We should persevere. This word means "to persist in or to remain constant to a purpose, an idea, or a task in the face of obstacles or discouragement." I personally find institutionalization discouraging. So discouraging I was forced, by a condition of depression, to resign from the GBC. But I remain constant in my purpose as a disciple of Srila Prabhupada and as a servant of his Society. It is a question of finding the position and service for yourself in which you can best persist.  

There is another state of mind called obstinacy. It can look a lot like perseverance. But obstinacy is defined as: "the state or quality of being stubborn or refractory." Refractory means "to be resistant to authority." Therefore it is said: "The difference between perseverance and obstinacy is that one often comes from a strong will, and the other from a strong won't."  

Another English saying is, "Where there is a will, there is a way." Conversely, where there is a won't, there isn't a way. If we look at the ISKCON institution only in terms of "I won't," then there is a good chance we won't find our way back to Godhead. "I won't surrender to these power-hungry ISKCON managers! I won't tolerate their hypocrisy! I won't listen to their classes, which are just the same old dry preaching over and over! I won't obey their instructions, I won't cooperate with them, I won't associate with them!" This insistent "won't" is just a weed in the heart choking the life of the devotional creeper.  

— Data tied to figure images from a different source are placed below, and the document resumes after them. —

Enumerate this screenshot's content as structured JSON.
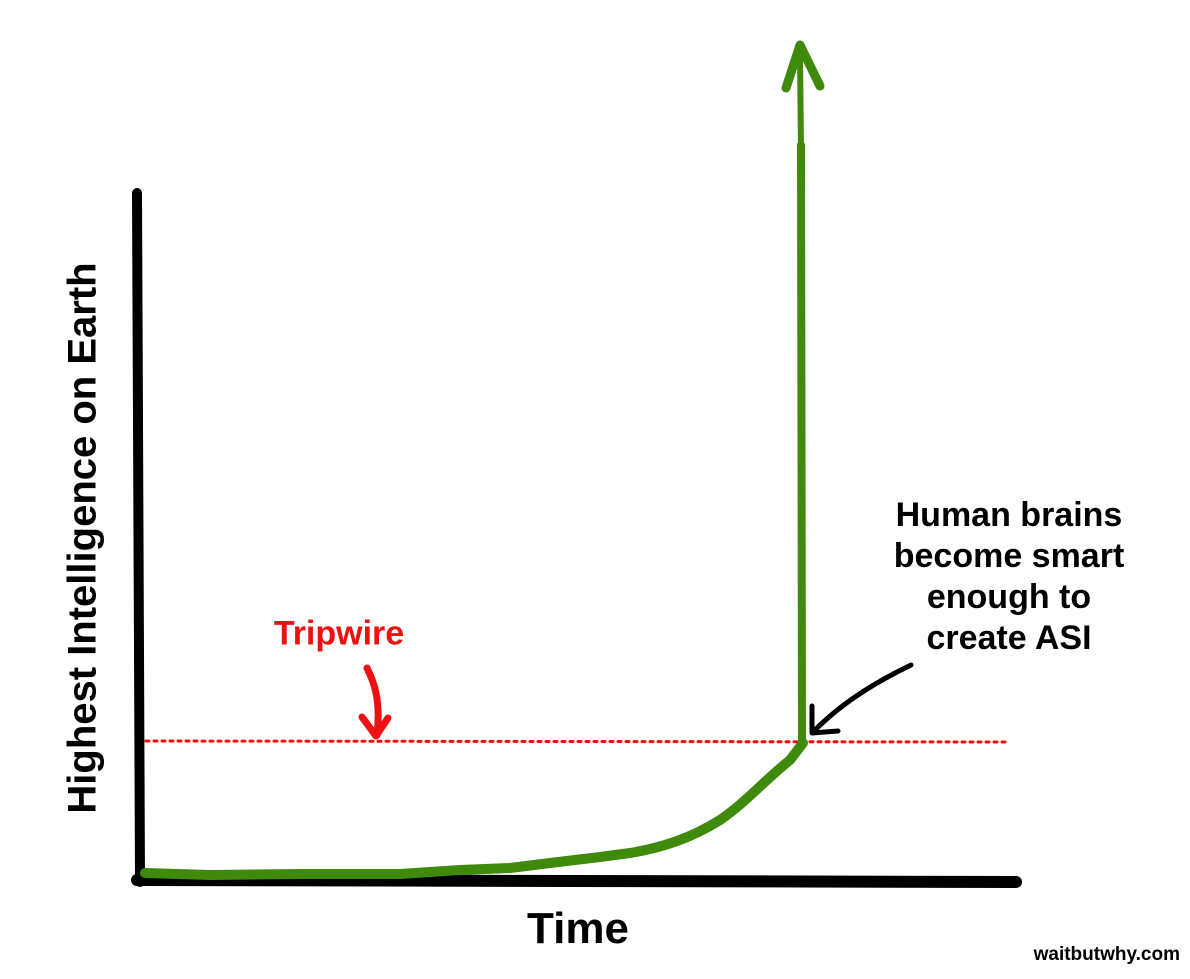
{
  "diagram": {
    "y_axis_label": "Highest Intelligence on Earth",
    "x_axis_label": "Time",
    "tripwire_label": "Tripwire",
    "annotation_lines": [
      "Human brains",
      "become smart",
      "enough to",
      "create ASI"
    ],
    "watermark": "waitbutwhy.com"
  },
  "colors": {
    "curve": "#3f8a0b",
    "tripwire": "#ee1111",
    "axes": "#000000",
    "text": "#000000"
  }
}
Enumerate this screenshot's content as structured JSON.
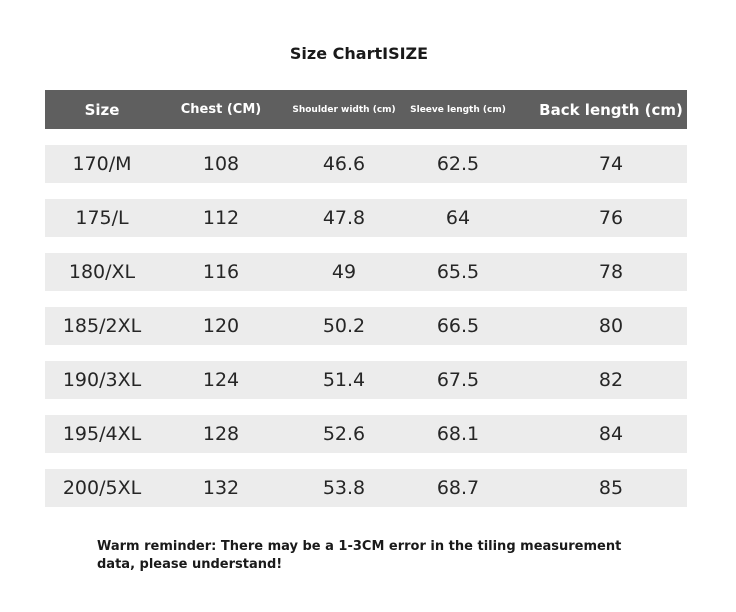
{
  "title": "Size ChartISIZE",
  "table": {
    "headers": [
      "Size",
      "Chest (CM)",
      "Shoulder width (cm)",
      "Sleeve length (cm)",
      "Back length (cm)"
    ],
    "rows": [
      [
        "170/M",
        "108",
        "46.6",
        "62.5",
        "74"
      ],
      [
        "175/L",
        "112",
        "47.8",
        "64",
        "76"
      ],
      [
        "180/XL",
        "116",
        "49",
        "65.5",
        "78"
      ],
      [
        "185/2XL",
        "120",
        "50.2",
        "66.5",
        "80"
      ],
      [
        "190/3XL",
        "124",
        "51.4",
        "67.5",
        "82"
      ],
      [
        "195/4XL",
        "128",
        "52.6",
        "68.1",
        "84"
      ],
      [
        "200/5XL",
        "132",
        "53.8",
        "68.7",
        "85"
      ]
    ]
  },
  "reminder": "Warm reminder: There may be a 1-3CM error in the tiling measurement data, please understand!",
  "colors": {
    "header_bg": "#5f5f5f",
    "row_bg": "#ececec",
    "header_text": "#ffffff"
  }
}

Trials teach us what we are; they dig up the soil, and let us see what we are made of; they just turn up some of the ill weeds on to the surface.  

Anyway, I so much appreciate Sridhara Maharaja's mood. He has realized that management can't solve our most fundamental problems in Krishna consciousness. Only Krishna can do that. And Krishna does that in His own way, according to His own plan, because He is independent and supreme and all-powerful, and charmingly clever, too. But Maharaja does not take Krishna's supremacy over all as an excuse to be obstinant towards management. Rather, Maharaja perseveres. He has a strong will, not a strong won't. And thus he continues to go forward. Seeing his example, many devotees are inspired in their own spiritual lives. I am one of them...

I pray, pray, pray to Sri Sri Jagannatha-Sudarshana that what I am experiencing here in my talks with Godbrothers like Sridhara Maharaja, Keshava Bharati Maharaja, Bhaktividya Purna Maharaja, and Prabhupada Prabhu, is the start of a spiritual revolution. I feel incredible spiritual nourishment whenever I get the mercy of their association.